Si sulung menyeterika sambil mendengarkan K-POP, sementara si bungsu punya hobby memasak kue. Ibunya tentu menjalankan tugas memasak yang seolah tiada hentinya agar saat sahur dan saat berbuka ada menu yang berbeda.
Sementara itu, tugas saya yang melekat, selain menjadi imam dengan terus menambah hafalan adalah mencuci piring dan membuang sampah. Kadang entah siapa yang menikmati makanannya, tapi tetap saya yang ditugasi mencuci piring. Begitulah hidup.
Suatu saat saya harus memimpin rapat dan terlambat, sekretaris sampai harus mengirim pesan singkat sebagai pengingat. Ia sampai menelepon anak dan istri agar saya segera bisa bergabung dalam rapat malam pukul 20.00 wib melalui aplikasi video conference (vicon).

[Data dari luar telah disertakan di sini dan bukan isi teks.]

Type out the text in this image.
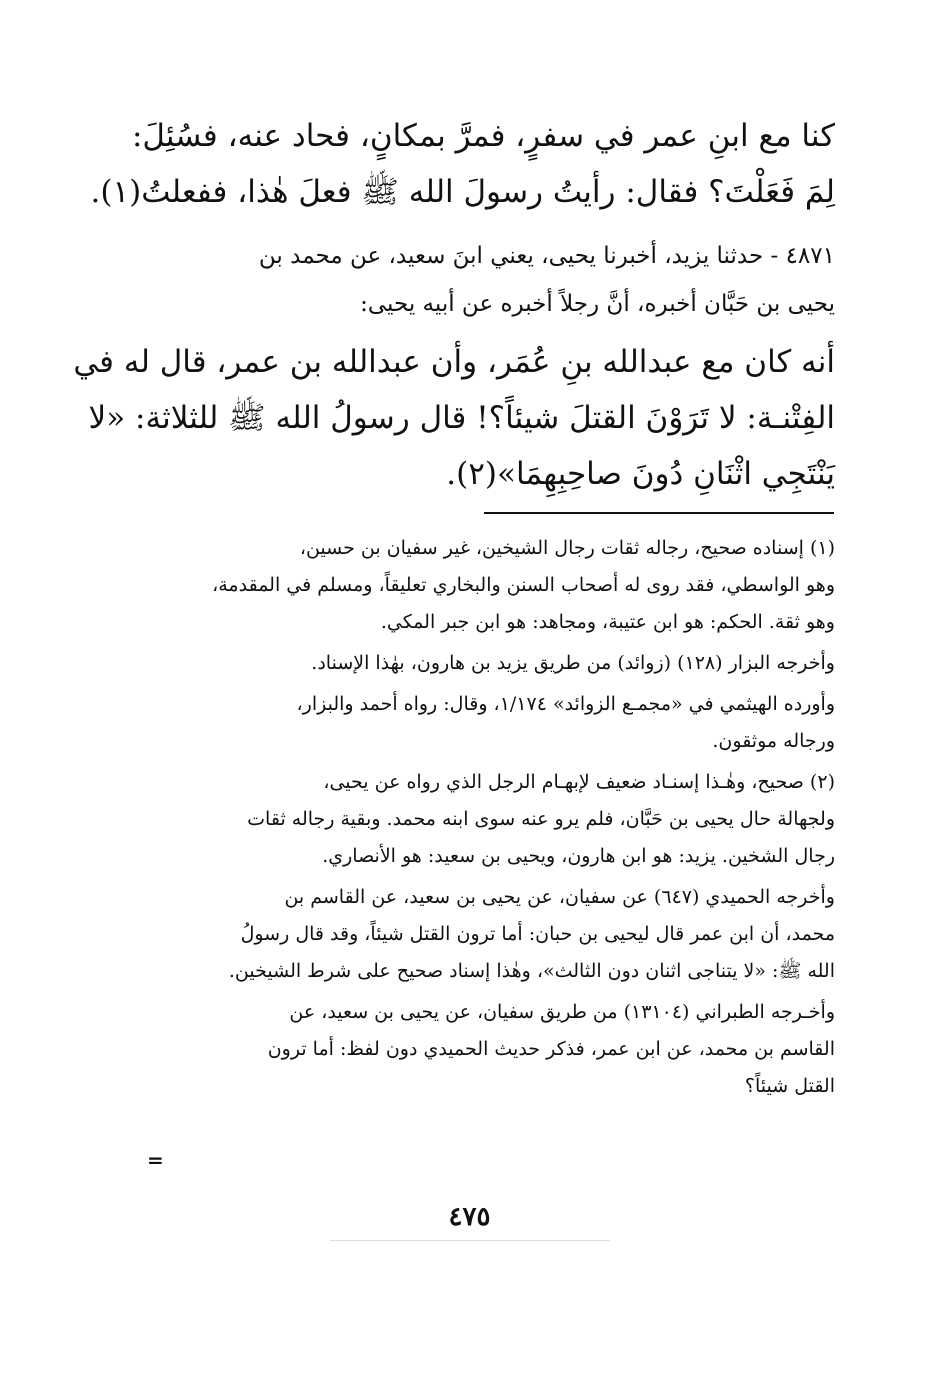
كنا مع ابنِ عمر في سفرٍ، فمرَّ بمكانٍ، فحاد عنه، فسُئِلَ:
لِمَ فَعَلْتَ؟ فقال: رأيتُ رسولَ الله ﷺ فعلَ هٰذا، ففعلتُ(١).
٤٨٧١ - حدثنا يزيد، أخبرنا يحيى، يعني ابنَ سعيد، عن محمد بن
يحيى بن حَبَّان أخبره، أنَّ رجلاً أخبره عن أبيه يحيى:
أنه كان مع عبدالله بنِ عُمَر، وأن عبدالله بن عمر، قال له في
الفِتْنـة: لا تَرَوْنَ القتلَ شيئاً؟! قال رسولُ الله ﷺ للثلاثة: «لا
يَنْتَجِي اثْنَانِ دُونَ صاحِبِهِمَا»(٢).
(١) إسناده صحيح، رجاله ثقات رجال الشيخين، غير سفيان بن حسين،
وهو الواسطي، فقد روى له أصحاب السنن والبخاري تعليقاً، ومسلم في المقدمة،
وهو ثقة. الحكم: هو ابن عتيبة، ومجاهد: هو ابن جبر المكي.
وأخرجه البزار (١٢٨) (زوائد) من طريق يزيد بن هارون، بهٰذا الإسناد.
وأورده الهيثمي في «مجمـع الزوائد» ١/١٧٤، وقال: رواه أحمد والبزار،
ورجاله موثقون.
(٢) صحيح، وهٰـذا إسنـاد ضعيف لإبهـام الرجل الذي رواه عن يحيى،
ولجهالة حال يحيى بن حَبَّان، فلم يرو عنه سوى ابنه محمد. وبقية رجاله ثقات
رجال الشخين. يزيد: هو ابن هارون، ويحيى بن سعيد: هو الأنصاري.
وأخرجه الحميدي (٦٤٧) عن سفيان، عن يحيى بن سعيد، عن القاسم بن
محمد، أن ابن عمر قال ليحيى بن حبان: أما ترون القتل شيئاً، وقد قال رسولُ
الله ﷺ: «لا يتناجى اثنان دون الثالث»، وهٰذا إسناد صحيح على شرط الشيخين.
وأخـرجه الطبراني (١٣١٠٤) من طريق سفيان، عن يحيى بن سعيد، عن
القاسم بن محمد، عن ابن عمر، فذكر حديث الحميدي دون لفظ: أما ترون
القتل شيئاً؟
=
٤٧٥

Saya yakin, anak dan istri saya tak akan menceritakan apa yang sebenarnya terjadi, sehingga saya telat rapat. Mungkin hanya kirim foto saja agar mbak sekretaris maklum ada tugas nanggung yang mesti rampung.
Selama di rumah, saya juga beberapa kali mendapat undangan untuk ngaji bareng. Ngaji melalui aplikasi vicon. Ini penting saya ikuti untuk menjaga keseimbangan dan kesehatan jasmani serta rohani.
Di beberapa grup juga ada acara membaca Alquran bersama. Tetap indah didengar oleh telinga dan dirasa oleh hati. Tidakkah kalbu kita membutuhkan sentuhan syahdu alunan ayat-ayat suci Alquran? Kata orang IT, jika ingin membuka hati, jangan lupa mengingat sandi. Password, kata kunci jelas dari firman Illahi.
Dan, saat tulisan sampai pada paragraf ini, tiba-tiba ada pesan masuk di grup whatsapp. Seorang panutan dalam menjalani hidup, sekaligus ustadz dan atasan saya, seolah menampar lewat pesan tulisannya.
Dalam pesan panjang itu, Pak Ihsan mengajak merenung. Wabah Corona yang memaksa orang di seluruh dunia diam dan tinggal di rumah, harus dimaknai secara mendalam. Lalu, Pak Ihsan mengajak membuka surat Al-Kahfi.
Pak Ihsan mengingatkan bahwa sejatinya Allah menghentikan laju kecepatan hidup ini secara mendadak. Allah SWT mengembalikan seluruh manusia ke kehidupan “Gua” (Al-Kahfi).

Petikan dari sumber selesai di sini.